With half a brain, I might have anticipated that the boy, Peter, would be the one to answer the door. I should have expected to be greeted by a shocking physical resemblance to Tom Atkins—as I first knew him—but I was speechless.

“It’s the son, Billy—say something!” Elaine whispered in my ear. (Of course I was already struggling to make an effort not to cry.) “Hi—I’m Elaine, this is Billy,” Elaine said to the boy with the carrot-colored hair. “You must be Peter. We’re old friends of your dad.”

“Yes, we’ve been expecting you—please come in,” Peter said politely. (The boy had just turned fifteen; he’d applied to the Lawrenceville School, for what would be his sophomore year, and he was waiting to hear if he got in.)

“We weren’t sure what time you were coming, but now is a good time,” Peter Atkins was saying, as he led Elaine and me inside. I wanted to hug the boy—he’d used the time word twice; he had no trace of a pronunciation problem!—but, under the circumstances, I knew enough not to touch him.

Off to one side of the lavish vestibule was a rather formal-looking dining room—where absolutely no one ate (or had ever eaten), I was thinking—when the boy told us that Charles had just left. “Charles is my dad’s nurse,” Peter was explaining. “Charles comes to take care of the catheter—you have to keep flushing out the catheter, or it will clot off,” Peter told Elaine and me.

“Clot off,” I repeated—my first words in the Atkins house. Elaine elbowed me in my ribs.

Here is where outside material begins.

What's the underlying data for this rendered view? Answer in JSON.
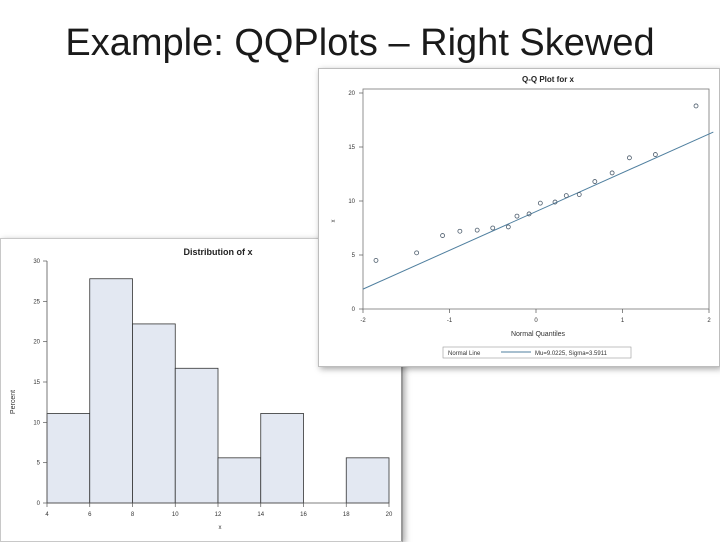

“My mom is resting, but she’ll be right down,” the boy was saying. “I don’t know where my sister is.”

We had stopped alongside a closed door in a downstairs hall. “This used to be my father’s study,” Peter Atkins said; the boy was hesitating before he opened the door. “But our bedrooms are upstairs—Dad can’t climb stairs,” Peter continued, not opening the door. “If my sister is in here, with him, she may scream—she’s only thirteen, about to be fourteen,” the boy told Elaine and me; he had his hand on the doorknob, but he wasn’t ready to let us in. “I weigh about a hundred and forty pounds,” Peter Atkins said, as matter-of-factly as he could manage. “My dad’s lost some weight, since you’ve seen him,” the boy said. “He weighs almost a hundred—maybe ninety-something pounds.” Then he opened the door.